Nach Abschluss der Angebotsprüfung und -wertung liegt die Bgl auf dem ersten Rang. Daraufhin informiert der Ag die Ast gemäß § 101a GWB (seit dem 18. April 2016 in § 134 GWB geregelt) darüber, dass er beabsichtigt, das Angebot der Bgl zu bezuschlagen. Die Ast rügt daraufhin unter anderem, dass die Bgl nicht über die geforderten Referenzen verfüge und eine bloße Überprüfung von Referenzen per Telefon nicht belastbar sei. Der Ag hilft der Rüge nicht ab, woraufhin die Ast einen Nachprüfungsantrag einreicht.
Entscheidung
Ohne Erfolg.

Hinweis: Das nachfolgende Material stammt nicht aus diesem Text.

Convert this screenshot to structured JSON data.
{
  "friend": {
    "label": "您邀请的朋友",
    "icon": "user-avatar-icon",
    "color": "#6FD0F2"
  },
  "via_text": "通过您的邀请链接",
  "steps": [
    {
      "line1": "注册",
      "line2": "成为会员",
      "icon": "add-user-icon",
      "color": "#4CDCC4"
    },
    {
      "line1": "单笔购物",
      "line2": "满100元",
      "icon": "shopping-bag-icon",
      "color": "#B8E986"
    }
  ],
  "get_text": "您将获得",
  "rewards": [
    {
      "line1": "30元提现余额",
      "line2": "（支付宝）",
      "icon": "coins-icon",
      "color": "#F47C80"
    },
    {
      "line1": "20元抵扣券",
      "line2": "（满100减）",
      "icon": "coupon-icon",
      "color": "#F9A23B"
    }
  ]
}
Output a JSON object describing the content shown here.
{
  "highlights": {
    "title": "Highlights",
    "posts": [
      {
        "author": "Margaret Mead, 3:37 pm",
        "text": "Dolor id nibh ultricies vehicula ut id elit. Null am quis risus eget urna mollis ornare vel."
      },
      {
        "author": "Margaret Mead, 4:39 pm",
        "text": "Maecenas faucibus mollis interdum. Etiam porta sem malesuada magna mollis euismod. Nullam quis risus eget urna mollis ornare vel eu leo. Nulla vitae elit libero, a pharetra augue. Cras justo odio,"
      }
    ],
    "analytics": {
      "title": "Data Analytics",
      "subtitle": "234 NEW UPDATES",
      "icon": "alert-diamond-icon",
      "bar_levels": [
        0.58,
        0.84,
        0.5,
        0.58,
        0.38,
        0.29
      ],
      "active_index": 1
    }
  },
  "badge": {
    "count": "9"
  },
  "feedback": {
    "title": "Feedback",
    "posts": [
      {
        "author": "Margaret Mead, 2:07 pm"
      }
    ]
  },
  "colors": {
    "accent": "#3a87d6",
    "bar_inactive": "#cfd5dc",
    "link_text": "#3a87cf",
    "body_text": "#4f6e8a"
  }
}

Die Vergabekammer weist den Nachprüfungsantrag als unbegründet zurück. Nach Einschätzung der Vergabekammer ist die Eignungsprüfung im Rahmen des Beurteilungsspielraums des Ag erfolgt. Der Ag habe alle Referenzgeber „abtelefoniert“ und diese Telefonate dokumentiert. Bei den telefonischen Erkundigungen habe sich herausgestellt, dass vier der fünf von der Bgl angegeben Referenzen den Anforderungen der Vergabeunterlagen entsprächen. Da die Referenzauftraggeber die eingereichten Referenzen positiv bestätigt hatten, habe der Ag auch keinen Grund gehabt, weitere Nachforschungen anzustellen.

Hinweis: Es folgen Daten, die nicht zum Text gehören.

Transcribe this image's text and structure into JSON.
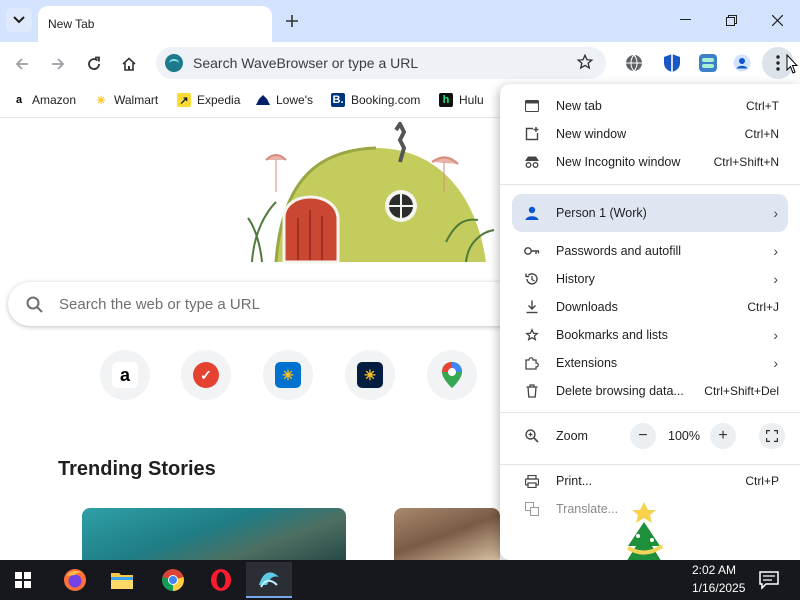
{
  "browser": {
    "tab": {
      "title": "New Tab"
    },
    "omnibox": {
      "placeholder": "Search WaveBrowser or type a URL"
    },
    "bookmarks": [
      {
        "label": "Amazon",
        "icon": "amazon-icon",
        "color": "#000000"
      },
      {
        "label": "Walmart",
        "icon": "walmart-icon",
        "color": "#ffc220"
      },
      {
        "label": "Expedia",
        "icon": "expedia-icon",
        "color": "#fddb32"
      },
      {
        "label": "Lowe's",
        "icon": "lowes-icon",
        "color": "#012169"
      },
      {
        "label": "Booking.com",
        "icon": "booking-icon",
        "color": "#003580"
      },
      {
        "label": "Hulu",
        "icon": "hulu-icon",
        "color": "#1ce783"
      }
    ]
  },
  "ntp": {
    "search_placeholder": "Search the web or type a URL",
    "shortcuts": [
      {
        "name": "amazon",
        "glyph": "a",
        "bg": "#ffffff",
        "fg": "#000000"
      },
      {
        "name": "todoist",
        "glyph": "✓",
        "bg": "#e44332",
        "fg": "#ffffff"
      },
      {
        "name": "walmart",
        "glyph": "✳",
        "bg": "#0071ce",
        "fg": "#ffc220"
      },
      {
        "name": "walmart-dark",
        "glyph": "✳",
        "bg": "#041e42",
        "fg": "#ffc220"
      },
      {
        "name": "maps",
        "glyph": "⬤",
        "bg": "#ffffff",
        "fg": "#34a853"
      }
    ],
    "trending_title": "Trending Stories"
  },
  "menu": {
    "items": [
      {
        "label": "New tab",
        "shortcut": "Ctrl+T",
        "icon": "new-tab-icon"
      },
      {
        "label": "New window",
        "shortcut": "Ctrl+N",
        "icon": "new-window-icon"
      },
      {
        "label": "New Incognito window",
        "shortcut": "Ctrl+Shift+N",
        "icon": "incognito-icon"
      },
      {
        "label": "Person 1 (Work)",
        "icon": "person-icon"
      },
      {
        "label": "Passwords and autofill",
        "icon": "key-icon"
      },
      {
        "label": "History",
        "icon": "history-icon"
      },
      {
        "label": "Downloads",
        "shortcut": "Ctrl+J",
        "icon": "download-icon"
      },
      {
        "label": "Bookmarks and lists",
        "icon": "star-icon"
      },
      {
        "label": "Extensions",
        "icon": "puzzle-icon"
      },
      {
        "label": "Delete browsing data...",
        "shortcut": "Ctrl+Shift+Del",
        "icon": "trash-icon"
      },
      {
        "label": "Zoom",
        "icon": "zoom-icon"
      },
      {
        "label": "Print...",
        "shortcut": "Ctrl+P",
        "icon": "print-icon"
      },
      {
        "label": "Translate...",
        "icon": "translate-icon"
      }
    ],
    "zoom": {
      "value": "100%",
      "minus": "−",
      "plus": "+"
    }
  },
  "taskbar": {
    "apps": [
      "start",
      "firefox",
      "file-explorer",
      "chrome",
      "opera",
      "wavebrowser"
    ],
    "time": "2:02 AM",
    "date": "1/16/2025"
  },
  "colors": {
    "tabstrip": "#d3e3fd",
    "accent": "#0b57d0",
    "taskbar": "#16181d"
  }
}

Rechtliche Würdigung und Praxishinweis
Der Beschluss der Vergabekammer, die in ihrer Entscheidung noch das „alte“ Vergaberecht anzuwenden hatte, dürfte zutreffend sein. Die Entscheidung bestätigt einmal mehr, dass den öffentlichen Auftraggebern ein weiter Beurteilungsspielraum bei der Angebotsprüfung und -wertung zugestanden wird.
Angesichts des seit dem 18. April 2016 geltenden „neuen“ Vergaberechts dürfte öffentlichen Auftraggebern jedoch anzuraten sein, sich mit der mündlichen Kommunikation in einem Vergabeverfahren zurückzuhalten. Denn gemäß § 9 Abs. 2 VgV kann die Kommunikation in einem Vergabeverfahren (nur dann) mündlich erfolgen, wenn sie nicht die Vergabeunterlagen, die Teilnahmeanträge, die Interessensbestätigungen oder die Angebote betrifft und wenn sie ausreichend und in geeigneter Weise dokumentiert wird. Der Verordnungsgeber dürfte bei dieser Regelung vornehmlich an die Kommunikation zwischen Auftraggebern und Bietern gedacht haben. Zumindest deutet die Kabinettsbegründung vom 20. Januar 2016 zu § 9 Abs. 2 VgV darauf hin. Nach dem bloßen Wortlaut von § 9 Abs. 2 VgV kann aber auch die Kommunikation zwischen Auftraggebern und Referenzgebern erfasst sein. Es erscheint deshalb nicht ausgeschlossen, dass eine Vergabekammer und/oder ein Vergabesenat das „Abtelefonieren“ von Referenzen nach dem neuen Recht für unzulässig hält.